Aldarin recevait quelques regards superficiels, mais rien de plus, presque comme si la présence d'un Chevalier des Douze était un évènement quotidien. Après des jours de silence, la cacophonie était écrasante ; le brouhaha des négociations entre marchands, des ouvriers criant des ordres, et des enfants courant à droite à gauche en hurlant de rire. Cela fit réaliser à Reed à quel point la civilisation lui manquait.
Le gardien les conduisit à travers le capharnaüm et monta une volée de marches jusqu'à la salle du village, une grande et imposante structure en pierre sur une plate-forme surélevée dominant la place. En haut des marches, une épaisse porte en bois de chêne et de ferronnerie d’art leur barrait la route.
— Si vous voulez bien me laisser vos armes, je vais vous faire entrer, dit le garde en jetant un regard nerveux à Aldarin.
Reed tendit sa lance à l'homme sans hésiter. Aldarin ne bougea pas. Il soupira et secoua lentement la tête.
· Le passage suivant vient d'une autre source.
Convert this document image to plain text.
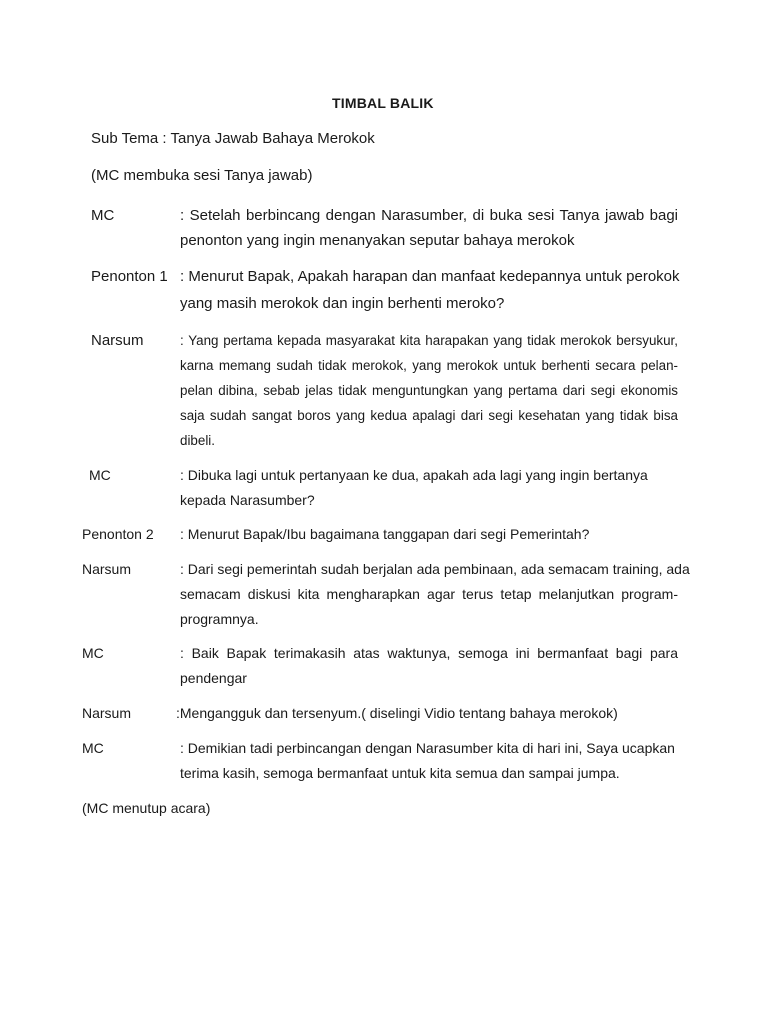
TIMBAL BALIK
Sub Tema : Tanya Jawab Bahaya Merokok
(MC membuka sesi Tanya jawab)
MC	: Setelah berbincang dengan Narasumber, di buka sesi Tanya jawab bagi
penonton yang ingin menanyakan seputar bahaya merokok
Penonton 1 : Menurut Bapak, Apakah harapan dan manfaat kedepannya untuk perokok
yang masih merokok dan ingin berhenti meroko?
Narsum	: Yang pertama kepada masyarakat kita harapakan yang tidak merokok bersyukur,
karna memang sudah tidak merokok, yang merokok untuk berhenti secara pelan-
pelan dibina, sebab jelas tidak menguntungkan yang pertama dari segi ekonomis
saja sudah sangat boros yang kedua apalagi dari segi kesehatan yang tidak bisa
dibeli.
MC	: Dibuka lagi untuk pertanyaan ke dua, apakah ada lagi yang ingin bertanya
kepada Narasumber?
Penonton 2 : Menurut Bapak/Ibu bagaimana tanggapan dari segi Pemerintah?
Narsum	: Dari segi pemerintah sudah berjalan ada pembinaan, ada semacam training, ada
semacam diskusi kita mengharapkan agar terus tetap melanjutkan program-
programnya.
MC	: Baik Bapak terimakasih atas waktunya, semoga ini bermanfaat bagi para
pendengar
Narsum	:Mengangguk dan tersenyum.( diselingi Vidio tentang bahaya merokok)
MC	: Demikian tadi perbincangan dengan Narasumber kita di hari ini, Saya ucapkan
terima kasih, semoga bermanfaat untuk kita semua dan sampai jumpa.
(MC menutup acara)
— Je sais ce que vous me demandez, Monsieur le Garde, mais je ne peux pas accepter. J'ai forgé cette hache seul et sans aide, une ultime épreuve pour prouver ma valeur à mes aînés, l'aboutissement de nombreuses années de sueur et de sang. Depuis la cérémonie de restitution, aucune autre main que la mienne ne l'a tenue. Elle ne m'a jamais quitté, de jour comme de nuit. Elle fait autant partie de moi que mon bras ou ma jambe...voire plus. Il serait peut-être encore plus douloureux pour moi de perdre ma hache que mon bras, car sans elle je ne serai plus un Chevalier des Douze.